2. `amount:` The transaction amount is another crucial feature. Large or unusual transaction amounts can be indicative of fraudulent behavior, and the model seems to have learned this pattern.
3. `nameDest` and `nameOrig`: While not as important as the balance and amount features, these features (encoded representations of the recipient and originator's names) also contribute to the model's predictions. This might reflect patterns where certain accounts or individuals are more frequently involved in fraudulent transactions.
4. Other Features: The remaining features, such as `step`, `type`, `oldbalanceDest`, and `newbalanceDest`, have relatively lower importance. This doesn't mean they are completely irrelevant, but their impact on the model's predictions is less significant compared to the top features.
---
# Implications for Fraud Detection

- **Focus on Balance and Amount:** The results emphasize the importance of monitoring changes in account balances and transaction amounts for fraud detection. Real-time systems that flag unusual patterns in these features could be valuable in preventing fraudulent activities.

- **Investigate Suspicious Accounts:** The importance of nameDest and nameOrig suggests that identifying and monitoring accounts frequently associated with fraud could be an effective strategy.
Contextual Information: While step and type have lower importance, they still provide valuable contextual information. Combining these features with the more important ones could improve the accuracy and interpretability of fraud detection models.

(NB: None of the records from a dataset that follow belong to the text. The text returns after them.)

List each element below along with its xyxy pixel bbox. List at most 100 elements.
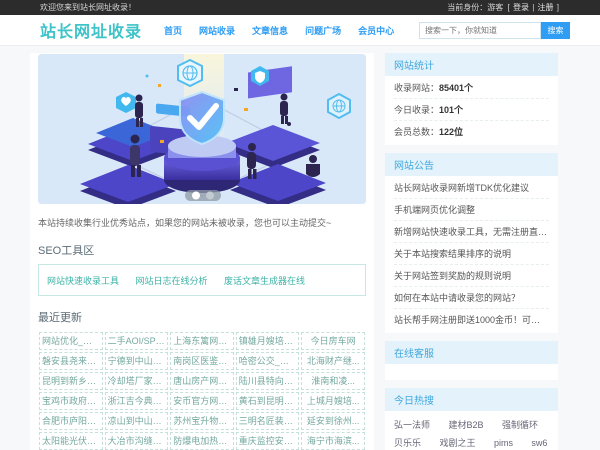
stat-today-indexed: 今日收录：101个 (394, 99, 549, 121)
site-link[interactable]: 凉山到中山物流... (104, 412, 169, 430)
carousel-dot (206, 191, 214, 200)
search-input[interactable] (419, 21, 541, 39)
sidebar: 网站统计 收录网站：85401个 今日收录：101个 会员总数：122位 网站公… (385, 53, 558, 450)
customer-service-card: 在线客服 (385, 341, 558, 380)
main-nav: 首页 网站收录 文章信息 问题广场 会员中心 (164, 24, 411, 37)
site-link[interactable]: 昆明到新乡物流... (39, 372, 103, 390)
notice-link[interactable]: 手机端网页优化调整 (394, 199, 549, 221)
register-link[interactable]: 注册 (538, 3, 554, 12)
stat-value: 85401个 (439, 83, 474, 93)
bracket: [ (507, 3, 510, 12)
notice-link[interactable]: 如何在本站中请收录您的网站？ (394, 287, 549, 309)
carousel-dot-active (192, 191, 200, 200)
nav-item-member[interactable]: 会员中心 (358, 24, 394, 37)
carousel-dots[interactable] (185, 190, 221, 201)
hot-search-title: 今日热搜 (385, 388, 558, 411)
site-link[interactable]: 太阳能光伏板回... (39, 432, 103, 450)
main-content: 本站持续收集行业优秀站点，如果您的网站未被收录，您也可以主动提交~ SEO工具区… (30, 53, 374, 450)
site-link[interactable]: 宁德到中山物流... (104, 352, 169, 370)
nav-item-site-index[interactable]: 网站收录 (199, 24, 235, 37)
nav-item-qa[interactable]: 问题广场 (305, 24, 341, 37)
site-link[interactable]: 磐安县尧来舜工... (39, 352, 103, 370)
hot-search-tags: 弘一法师 建材B2B 强制循环 贝乐乐 戏剧之王 pims sw6 首码3 (385, 411, 558, 450)
notice-link[interactable]: 站长帮手网注册即送1000金币！可用于... (394, 309, 549, 330)
hot-tag[interactable]: 弘一法师 (394, 418, 430, 431)
notice-link[interactable]: 站长网站收录网新增TDK优化建议 (394, 177, 549, 199)
site-link[interactable]: 黄石到昆明物流... (235, 392, 300, 410)
notice-link[interactable]: 关于本站搜索结果排序的说明 (394, 243, 549, 265)
seo-toolbox: 网站快速收录工具 网站日志在线分析 废话文章生成器在线 (38, 264, 366, 296)
pipe: | (532, 3, 535, 12)
nav-item-home[interactable]: 首页 (164, 24, 182, 37)
site-link[interactable]: 苏州宝升物流系... (170, 412, 234, 430)
tool-link-article-generator[interactable]: 废话文章生成器在线 (224, 276, 305, 286)
hot-tag[interactable]: 建材B2B (448, 418, 483, 431)
identity-text: 当前身份：游客 (447, 3, 504, 12)
site-header: 站长网址收录 首页 网站收录 文章信息 问题广场 会员中心 搜索 (0, 15, 600, 46)
hot-tag[interactable]: 贝乐乐 (394, 436, 421, 449)
bracket: ] (556, 3, 559, 12)
site-link[interactable]: 唐山房产网_新房... (170, 372, 234, 390)
stat-label: 会员总数： (394, 127, 440, 137)
site-link[interactable]: 哈密公交_哈密公... (235, 352, 300, 370)
hot-tag[interactable]: pims (494, 438, 513, 448)
globe-hexagon-large (177, 58, 203, 88)
hot-search-card: 今日热搜 弘一法师 建材B2B 强制循环 贝乐乐 戏剧之王 pims sw6 首… (385, 388, 558, 450)
search-button[interactable]: 搜索 (541, 21, 570, 39)
stat-label: 收录网站： (394, 83, 440, 93)
stats-card: 网站统计 收录网站：85401个 今日收录：101个 会员总数：122位 (385, 53, 558, 145)
stat-label: 今日收录： (394, 105, 440, 115)
site-link[interactable]: 淮南和凌... (301, 372, 365, 390)
site-link[interactable]: 延安到徐州... (301, 412, 365, 430)
stat-value: 122位 (439, 127, 464, 137)
tool-link-log-analysis[interactable]: 网站日志在线分析 (135, 276, 207, 286)
stat-sites-indexed: 收录网站：85401个 (394, 77, 549, 99)
shield-check-icon (179, 90, 225, 146)
seo-tools-heading: SEO工具区 (38, 245, 95, 257)
globe-hexagon-right (327, 92, 351, 120)
site-link[interactable]: 今日房车网 (301, 332, 365, 350)
site-link[interactable]: 安币官方网站-安... (170, 392, 234, 410)
recent-updates-table: 网站优化_免费发... 二手AOI/SPI设备... 上海东篱网络科... 镇雄… (38, 331, 366, 450)
identity-area: 当前身份：游客 [ 登录 | 注册 ] (446, 2, 560, 13)
hero-illustration (38, 54, 366, 204)
site-link[interactable]: 北海财产继... (301, 352, 365, 370)
site-link[interactable]: 海宁市海滨... (301, 432, 365, 450)
site-link[interactable]: 陆川县特向灯具... (235, 372, 300, 390)
site-intro-text: 本站持续收集行业优秀站点，如果您的网站未被收录，您也可以主动提交~ (38, 218, 332, 228)
notice-link[interactable]: 关于网站签到奖励的规则说明 (394, 265, 549, 287)
nav-item-articles[interactable]: 文章信息 (252, 24, 288, 37)
stat-members: 会员总数：122位 (394, 121, 549, 142)
site-link[interactable]: 浙江吉今典当有... (104, 392, 169, 410)
site-logo-title[interactable]: 站长网址收录 (40, 18, 142, 42)
hot-tag[interactable]: 强制循环 (502, 418, 538, 431)
welcome-text: 欢迎您来到站长网址收录！ (40, 3, 136, 12)
customer-service-title: 在线客服 (385, 341, 558, 364)
site-link[interactable]: 重庆监控安装,高... (235, 432, 300, 450)
site-link[interactable]: 三明名匠装饰_三... (235, 412, 300, 430)
stats-card-title: 网站统计 (385, 53, 558, 76)
search-bar: 搜索 (419, 21, 570, 39)
site-link[interactable]: 南岗区医鉴豆浆... (170, 352, 234, 370)
site-link[interactable]: 上海东篱网络科... (170, 332, 234, 350)
login-link[interactable]: 登录 (513, 3, 529, 12)
notice-link[interactable]: 新增网站快速收录工具，无需注册直接... (394, 221, 549, 243)
tool-link-fast-index[interactable]: 网站快速收录工具 (47, 276, 119, 286)
site-link[interactable]: 大冶市沟缝胶带... (104, 432, 169, 450)
site-link[interactable]: 宝鸡市政府采购网 (39, 392, 103, 410)
notice-card: 网站公告 站长网站收录网新增TDK优化建议 手机端网页优化调整 新增网站快速收录… (385, 153, 558, 333)
site-link[interactable]: 二手AOI/SPI设备... (104, 332, 169, 350)
site-link[interactable]: 冷却塔厂家_密闭... (104, 372, 169, 390)
topbar: 欢迎您来到站长网址收录！ 当前身份：游客 [ 登录 | 注册 ] (0, 0, 600, 15)
site-link[interactable]: 防爆电加热器厂... (170, 432, 234, 450)
site-link[interactable]: 上城月嫂培... (301, 392, 365, 410)
stat-value: 101个 (439, 105, 464, 115)
hot-tag[interactable]: sw6 (531, 438, 547, 448)
customer-service-body (385, 364, 558, 380)
site-link[interactable]: 镇雄月嫂培训班... (235, 332, 300, 350)
site-link[interactable]: 网站优化_免费发... (39, 332, 103, 350)
recent-updates-heading: 最近更新 (38, 312, 82, 324)
notice-card-title: 网站公告 (385, 153, 558, 176)
site-link[interactable]: 合肥市庐阳区交... (39, 412, 103, 430)
hot-tag[interactable]: 戏剧之王 (439, 436, 475, 449)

- **Further Feature Engineering:** It might be beneficial to explore new features derived from existing data, such as transaction velocity, daily spending limits, or time-based features, to enhance the model's performance.
Overall, the permutation importance analysis for this dataset highlights the key features that drive the model's predictions and provides valuable insights for improving fraud detection strategies. By focusing on these important features and incorporating contextual information, we can develop more robust and effective systems to combat fraud.